Em uma discussão, quando uma das partes não consegue mais argumentos para defender seu ponto de vista, parte para a agressão subjetiva. A Gradiente tem uma forte ponto a defender: registrou a marca “iphone” no Brasil antes da Apple e isso em si já lhe dá uma grande vantagem legal. Mas ela resolveu esquecer o campo dos argumentos e partiu para a opinião subjetiva, chamando a empresa americana de prepotente, arrogante e chega a chamar o iPhone que conhecemos de “malfadado aparelho celular“.

Ninguém aqui vai dizer que a Apple não seja tudo isso e que não tenha feito coisas discutíveis em outros países, mas este tipo de coisa não deve ser o que faz um tribunal decidir quem tem razão ou não em um caso específico. A justiça geralmente se baseia em argumentos objetivos sobre o caso, independente de outros casos passados. Para exemplificar isso que estou dizendo, um juíz não pode partir do pressuposto que eu matei alguém só porque eu já matei no passado.
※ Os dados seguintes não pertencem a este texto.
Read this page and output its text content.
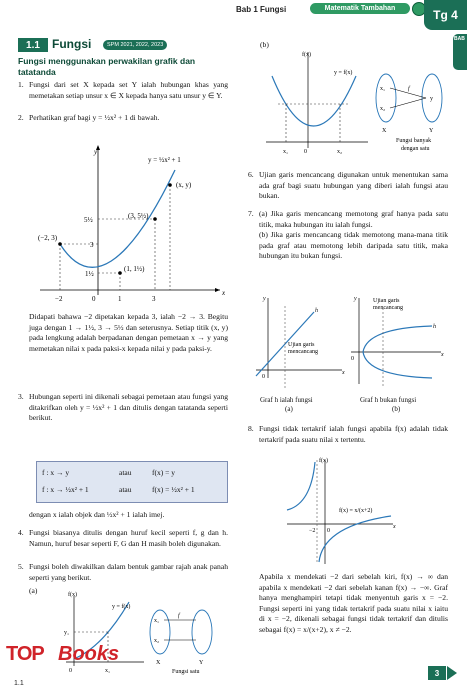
Bab 1 Fungsi	Matematik Tambahan	Tg 4
BAB
1.1	Fungsi	SPM 2021, 2022, 2023
Fungsi menggunakan perwakilan grafik dan tatatanda
1. Fungsi dari set X kepada set Y ialah hubungan khas yang memetakan setiap unsur x ∈ X kepada hanya satu unsur y ∈ Y.
2. Perhatikan graf bagi y = ½x² + 1 di bawah.
y = ½x² + 1
y
x
(x, y)
(3, 5½)
(−2, 3)
(1, 1½)
5½
3
1½
−2	0	1	3
Didapati bahawa −2 dipetakan kepada 3, ialah −2 → 3. Begitu juga dengan 1 → 1½, 3 → 5½ dan seterusnya. Setiap titik (x, y) pada lengkung adalah berpadanan dengan pemetaan x → y yang memetakan nilai x pada paksi-x kepada nilai y pada paksi-y.
3. Hubungan seperti ini dikenali sebagai pemetaan atau fungsi yang ditakrifkan oleh y = ½x² + 1 dan ditulis dengan tatatanda seperti berikut.
f : x → y	atau	f(x) = y
f : x → ½x² + 1	atau	f(x) = ½x² + 1
dengan x ialah objek dan ½x² + 1 ialah imej.
4. Fungsi biasanya ditulis dengan huruf kecil seperti f, g dan h. Namun, huruf besar seperti F, G dan H masih boleh digunakan.
5. Fungsi boleh diwakilkan dalam bentuk gambar rajah anak panah seperti yang berikut.
(a)	f(x)
y = f(x)
y₁
x₁
0
x₁
x₂
f
X	Y
Fungsi satu
(b)
f(x)
y = f(x)
x₁	x₂
0
x₁
x₂
y
f
X	Y
Fungsi banyak
dengan satu
6. Ujian garis mencancang digunakan untuk menentukan sama ada graf bagi suatu hubungan yang diberi ialah fungsi atau bukan.
7. (a) Jika garis mencancang memotong graf hanya pada satu titik, maka hubungan itu ialah fungsi.
(b) Jika garis mencancang tidak memotong mana-mana titik pada graf atau memotong lebih daripada satu titik, maka hubungan itu bukan fungsi.
y
h
x
0
Ujian garis
mencancang
Graf h ialah fungsi
(a)
y
h
x
0
Ujian garis
mencancang
Graf h bukan fungsi
(b)
8. Fungsi tidak tertakrif ialah fungsi apabila f(x) adalah tidak tertakrif pada suatu nilai x tertentu.
f(x)
x
−2 0
f(x) = x/(x+2)
Apabila x mendekati −2 dari sebelah kiri, f(x) → ∞ dan apabila x mendekati −2 dari sebelah kanan f(x) → −∞. Graf hanya menghampiri tetapi tidak menyentuh garis x = −2. Fungsi seperti ini yang tidak tertakrif pada suatu nilai x iaitu di x = −2, dikenali sebagai fungsi tidak tertakrif dan ditulis sebagai f(x) = x/(x+2), x ≠ −2.
TOP Books
1.1
3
O caso atual sempre deve ser analisado de forma independente, de acordo com as provas apresentadas exclusivamente no caso em questão.
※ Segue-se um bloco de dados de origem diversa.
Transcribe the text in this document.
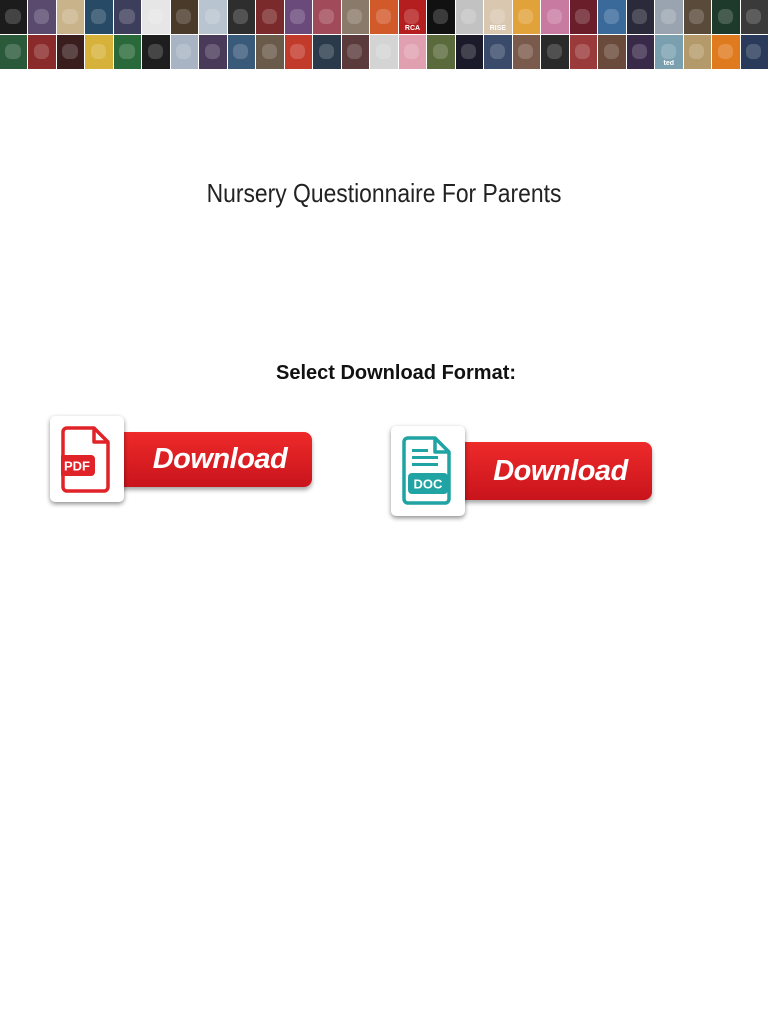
RCA	RISE
ted
Nursery Questionnaire For Parents

Select Download Format:

Download
PDF	Download
DOC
Mas o meio judiciário é formado por pessoas com sentimentos, e é justamente este lado humano que a Gradiente quer manipular, tentando influenciar de modo subjetivo a decisão judicial.

Em uma nova petição, trazida a tona pelo site NerdPai, a empresa brasileira parte para a agressão “verbal” aberta, tentando desqualificar o oponente e desviando a atenção dos recursos impetrados pela Apple.

Confira algumas frases usadas na petição:

“Em sua inicial e réplica, APPLE denotou arrogância impar.”

“em sua petição (…), APPLE revelou outra característica bastante peculiar: a de contumaz litigante de má-fé.”

“Já o segundo pleito da APPLE só vem a corroborar a sua soberba e espírito autoritário”

“Realmente a esdrúxula e suicida tese de uso comum do termo IPHONE deve ser difícil de encampar…” (os três pontinhos finais e o tom de ironia fazem parte do documento oficial).

“a via correta de insurgência seria interposição de agravo de instrumento ou retido e não o mero esperneio”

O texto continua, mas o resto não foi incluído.